IVAN TROJAN (1964) After graduating in drama direction from DAMU in Prague, he joined the Realistické divadlo in 1988. It was here that he first met Miroslav Krobot, the later artistic head of the Dejvice Theatre, while working on the production Merlin or The Wasteland. Later he acted at the Vinohrady Theatre, where among other things he played Romeo, Ivan in The Brothers Karamazov and the unforgettable Kamil in Jiří Menzel’s unforgettable production of A Flea in Her Ear. Since 1997 his home stage has been the Dejvice Theatre. His first role here was that of Professor Maillard in Krobot’s adaptation of Edgar Allen Poe’s The Infamous Soothing System, followed by the Mayor in Gogol’s The Government Inspector (directed by Sergei Fedotov) and his first nomination for a Thalia award. Since then he has played over 20 distinctive roles, for many of which he has won prestigious theatre awards. He has won a Thalia award for the title role in Oblomov, an Alfréd Radok award for the role of God in the production A Blockage in the System and a Divadelní noviny award for the role of Andrew Maxwell in the production Resurrection. He has also met with notable successes as a film actor, having six times won a Czech Lion, the annual award of the Czech Film and Television Academy. He also performs in radio plays. His debut as a director was in 2015 with the production Stuck, nominated by theatre critics for an award in the category for best Czech play first performed that year.
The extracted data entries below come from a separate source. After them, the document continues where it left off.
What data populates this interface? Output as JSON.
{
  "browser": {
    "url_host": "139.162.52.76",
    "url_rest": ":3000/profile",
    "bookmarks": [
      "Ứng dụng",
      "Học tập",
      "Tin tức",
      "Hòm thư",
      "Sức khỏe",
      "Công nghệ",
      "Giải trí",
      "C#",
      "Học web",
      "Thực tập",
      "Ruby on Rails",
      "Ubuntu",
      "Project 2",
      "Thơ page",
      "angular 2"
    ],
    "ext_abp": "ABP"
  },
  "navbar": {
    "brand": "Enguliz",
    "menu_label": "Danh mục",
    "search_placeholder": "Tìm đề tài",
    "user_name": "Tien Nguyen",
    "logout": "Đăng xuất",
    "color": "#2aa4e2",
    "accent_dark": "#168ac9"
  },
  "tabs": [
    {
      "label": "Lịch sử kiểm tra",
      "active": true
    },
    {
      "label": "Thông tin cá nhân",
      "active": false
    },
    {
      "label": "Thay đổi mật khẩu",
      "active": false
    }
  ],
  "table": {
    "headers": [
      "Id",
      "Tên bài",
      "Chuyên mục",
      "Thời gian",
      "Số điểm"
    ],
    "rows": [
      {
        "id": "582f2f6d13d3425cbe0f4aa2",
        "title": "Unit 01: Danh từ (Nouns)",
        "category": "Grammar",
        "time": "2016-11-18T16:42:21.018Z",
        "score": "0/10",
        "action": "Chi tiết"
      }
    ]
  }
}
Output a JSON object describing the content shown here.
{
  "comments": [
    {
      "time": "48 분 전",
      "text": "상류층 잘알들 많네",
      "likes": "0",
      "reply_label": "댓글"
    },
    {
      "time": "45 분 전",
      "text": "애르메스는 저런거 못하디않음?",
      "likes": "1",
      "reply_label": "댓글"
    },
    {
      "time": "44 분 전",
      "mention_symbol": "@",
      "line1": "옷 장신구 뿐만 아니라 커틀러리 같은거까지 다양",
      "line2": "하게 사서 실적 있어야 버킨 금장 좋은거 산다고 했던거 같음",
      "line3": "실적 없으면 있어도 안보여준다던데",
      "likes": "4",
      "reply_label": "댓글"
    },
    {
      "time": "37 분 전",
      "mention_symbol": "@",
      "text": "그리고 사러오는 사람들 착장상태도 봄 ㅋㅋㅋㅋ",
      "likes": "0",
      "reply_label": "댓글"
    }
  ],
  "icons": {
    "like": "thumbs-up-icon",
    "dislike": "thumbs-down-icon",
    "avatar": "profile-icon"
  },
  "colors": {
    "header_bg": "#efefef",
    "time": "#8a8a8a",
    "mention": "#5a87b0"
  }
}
DEJVICE THEATRE The theatre was founded in 1992. Following the departure of the original company, headed by Jan Borna, its artistic head from 1996 to the end of the 2013/14 season was director Miroslav Krobot. From 2014–2016 the artistic head was Michal Vajdička, who had been working with the theatre from 2011 as director of the production A Blockage in the System. Since January 2017 the new artistic head has been Martin Myšička, a member of the theatre’s company since 1997. The theatre’s dramaturgy goes in several directions. As well as showing original plays by contemporary European and world authors, the theatre focuses on works by distinguished Czech and Slovak playwrights who write their work directly for the Dejvice Theatre’s company, and in most cases also participate in directing it (J. A. Pitínský, Miroslav Krobot, Petr Zelenka, Jiří Havelka, Karel František Tománek, Viliam Klimáček, Petra Tejnorová, Daniel Majling and others). A further significant component of the dramaturgy is singular interpretations of world classics. During its existence the Dejvice Theatre has five times been declared Theatre of the Year, with further significant awards being won both by productions and individual members of the company. Every year the Dejvice Theatre’s name appears in nominations for the most prestigious theatre awards. The theatre has one of the most stable and harmonious companies of actors, with members who frequently appear in film, television and on the radio.